The Large Lobster Effect is of course a metaphor. Any small thing or small group may have things that are only sometimes there but usually not, and when they are they are not large or numerous enough to get on anyone’s radar screen. Take High School Sports. I went to a 7-12 grade school with a total of 360 people in it. Can you imagine trying to get a football team out of that school? We barely fielded a fencing team (which I was on, of course). Any large metro area with suburbs will have a hierarchy of high schools divided by ability to field major teams, and the top five or six will always have the winning football teams, because the distribution of body size and skill and so on is such that you can get a few dozen players distributed over a few years of school who are all big, interested, able, and available in the largest schools. Large lobsters have meat small lobsters don’t have. Large high schools have football teams, small high schools don’t.
Let me be clear: The Large Lobster Effect isn’t just the amount of something increasing in proportion to the whole. It is the possibility of something novel emerging as a threshold is passed.

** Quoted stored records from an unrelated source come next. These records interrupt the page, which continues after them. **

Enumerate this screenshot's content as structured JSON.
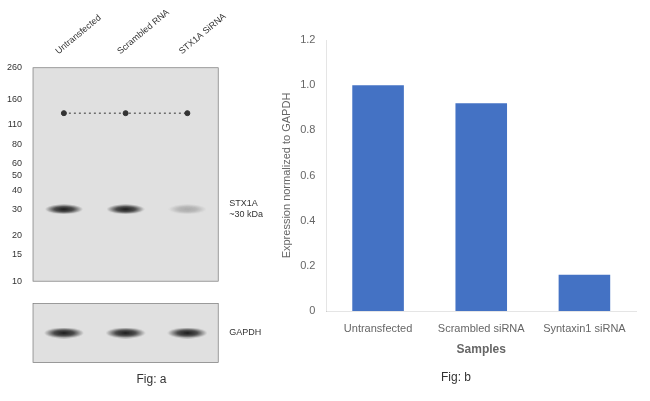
{
  "chart_data": [
    {
      "type": "blot",
      "categories": [
        "Untransfected",
        "Scrambled RNA",
        "STX1A SiRNA"
      ],
      "log": "y",
      "ylim": [
        10,
        260
      ],
      "yticks": [
        260,
        160,
        110,
        80,
        60,
        50,
        40,
        30,
        20,
        15,
        10
      ],
      "grid": false,
      "series": [
        {
          "name": "STX1A\n~30 kDa",
          "values": [
            30,
            30,
            30
          ],
          "colors": [
            "#1a1a1a",
            "#1a1a1a",
            "#aaaaaa"
          ],
          "marker": "band"
        },
        {
          "values": [
            130,
            130,
            130
          ],
          "color": "#333333",
          "marker": "circle",
          "line_style": "dotted"
        }
      ]
    },
    {
      "type": "blot",
      "title": "Fig: a",
      "categories": [
        null,
        null,
        null
      ],
      "tick_labels": "y",
      "grid": false,
      "series": [
        {
          "name": "GAPDH",
          "colors": [
            "#1a1a1a",
            "#1a1a1a",
            "#1a1a1a"
          ],
          "marker": "band"
        }
      ]
    },
    {
      "type": "bar",
      "title": "Fig: b",
      "categories": [
        "Untransfected",
        "Scrambled siRNA",
        "Syntaxin1 siRNA"
      ],
      "values": [
        1.0,
        0.92,
        0.16
      ],
      "color": "#4472c4",
      "xlabel": "Samples",
      "ylabel": "Expression normalized to GAPDH",
      "ylim": [
        0,
        1.2
      ],
      "yticks": [
        0,
        0.2,
        0.4,
        0.6,
        0.8,
        {
          "value": 1.0,
          "label": "1.0"
        },
        1.2
      ],
      "grid": false
    }
  ]
}
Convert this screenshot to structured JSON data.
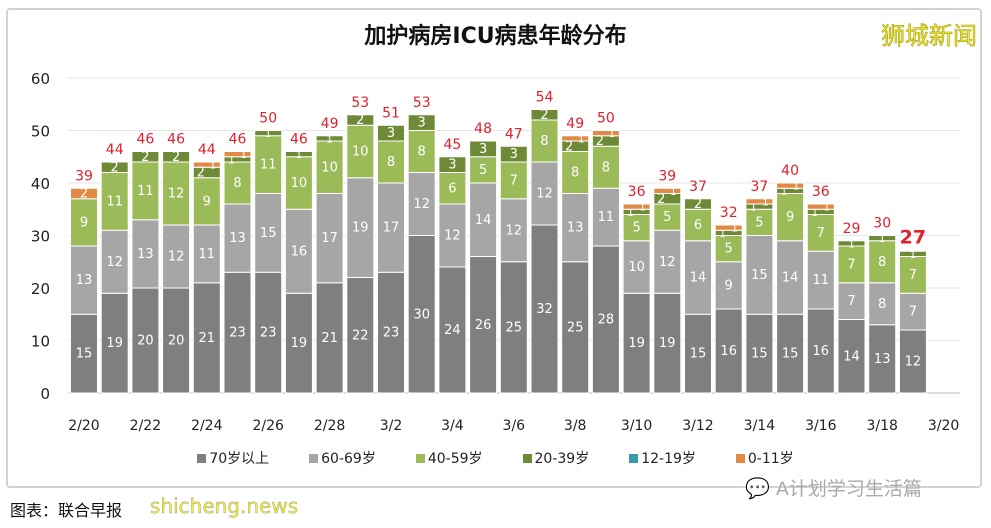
{
  "chart_data": {
    "type": "bar",
    "stacked": true,
    "title": "加护病房ICU病患年龄分布",
    "categories": [
      "2/20",
      "2/21",
      "2/22",
      "2/23",
      "2/24",
      "2/25",
      "2/26",
      "2/27",
      "2/28",
      "3/1",
      "3/2",
      "3/3",
      "3/4",
      "3/5",
      "3/6",
      "3/7",
      "3/8",
      "3/9",
      "3/10",
      "3/11",
      "3/12",
      "3/13",
      "3/14",
      "3/15",
      "3/16",
      "3/17",
      "3/18",
      "3/19"
    ],
    "x_tick_labels": [
      "2/20",
      "2/22",
      "2/24",
      "2/26",
      "2/28",
      "3/2",
      "3/4",
      "3/6",
      "3/8",
      "3/10",
      "3/12",
      "3/14",
      "3/16",
      "3/18",
      "3/20"
    ],
    "y_ticks": [
      0,
      10,
      20,
      30,
      40,
      50,
      60
    ],
    "ylim": [
      0,
      60
    ],
    "grid": true,
    "legend_position": "bottom",
    "series": [
      {
        "name": "70岁以上",
        "color": "#807e80",
        "values": [
          15,
          19,
          20,
          20,
          21,
          23,
          23,
          19,
          21,
          22,
          23,
          30,
          24,
          26,
          25,
          32,
          25,
          28,
          19,
          19,
          15,
          16,
          15,
          15,
          16,
          14,
          13,
          12
        ]
      },
      {
        "name": "60-69岁",
        "color": "#a6a6a6",
        "values": [
          13,
          12,
          13,
          12,
          11,
          13,
          15,
          16,
          17,
          19,
          17,
          12,
          12,
          14,
          12,
          12,
          13,
          11,
          10,
          12,
          14,
          9,
          15,
          14,
          11,
          7,
          8,
          7
        ]
      },
      {
        "name": "40-59岁",
        "color": "#9bbb59",
        "values": [
          9,
          11,
          11,
          12,
          9,
          8,
          11,
          10,
          10,
          10,
          8,
          8,
          6,
          5,
          7,
          8,
          8,
          8,
          5,
          5,
          6,
          5,
          5,
          9,
          7,
          7,
          8,
          7
        ]
      },
      {
        "name": "20-39岁",
        "color": "#6f8a36",
        "values": [
          0,
          2,
          2,
          2,
          2,
          1,
          1,
          1,
          1,
          2,
          3,
          3,
          3,
          3,
          3,
          2,
          2,
          2,
          1,
          2,
          2,
          1,
          1,
          1,
          1,
          1,
          1,
          1
        ]
      },
      {
        "name": "12-19岁",
        "color": "#3a9aad",
        "values": [
          0,
          0,
          0,
          0,
          0,
          0,
          0,
          0,
          0,
          0,
          0,
          0,
          0,
          0,
          0,
          0,
          0,
          0,
          0,
          0,
          0,
          0,
          0,
          0,
          0,
          0,
          0,
          0
        ]
      },
      {
        "name": "0-11岁",
        "color": "#e08a45",
        "values": [
          2,
          0,
          0,
          0,
          1,
          1,
          0,
          0,
          0,
          0,
          0,
          0,
          0,
          0,
          0,
          0,
          1,
          1,
          1,
          1,
          0,
          1,
          1,
          1,
          1,
          0,
          0,
          0
        ]
      }
    ],
    "totals": [
      39,
      44,
      46,
      46,
      44,
      46,
      50,
      46,
      49,
      53,
      51,
      53,
      45,
      48,
      47,
      54,
      49,
      50,
      36,
      39,
      37,
      32,
      37,
      40,
      36,
      29,
      30,
      27
    ],
    "total_label_color": "#e0202a"
  },
  "watermark": "狮城新闻",
  "source": "图表：联合早报",
  "source_watermark": "shicheng.news",
  "wechat_account": "A计划学习生活篇"
}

I don’t know if high school football teams are good or not, but of course lobster meat is. The Large Lobster Effect is not always good, though. For instance, just as you can get a great Debate Club or Environmental Club in a larger school, you can also get a larger gang of psychotic migrants or very serious bullies. And in society as a whole, as a society gets larger you get museums and bridge clubs and quilting bees but you also get the Klu Klux Klan and Mens Rights Activists.
Writing this blog post has made me hungry. Unfortunately, the nearest decent lobster is like a thousand miles away. I think I’m going to go eat a chicken. I saw one of those in my freezer a little while ago.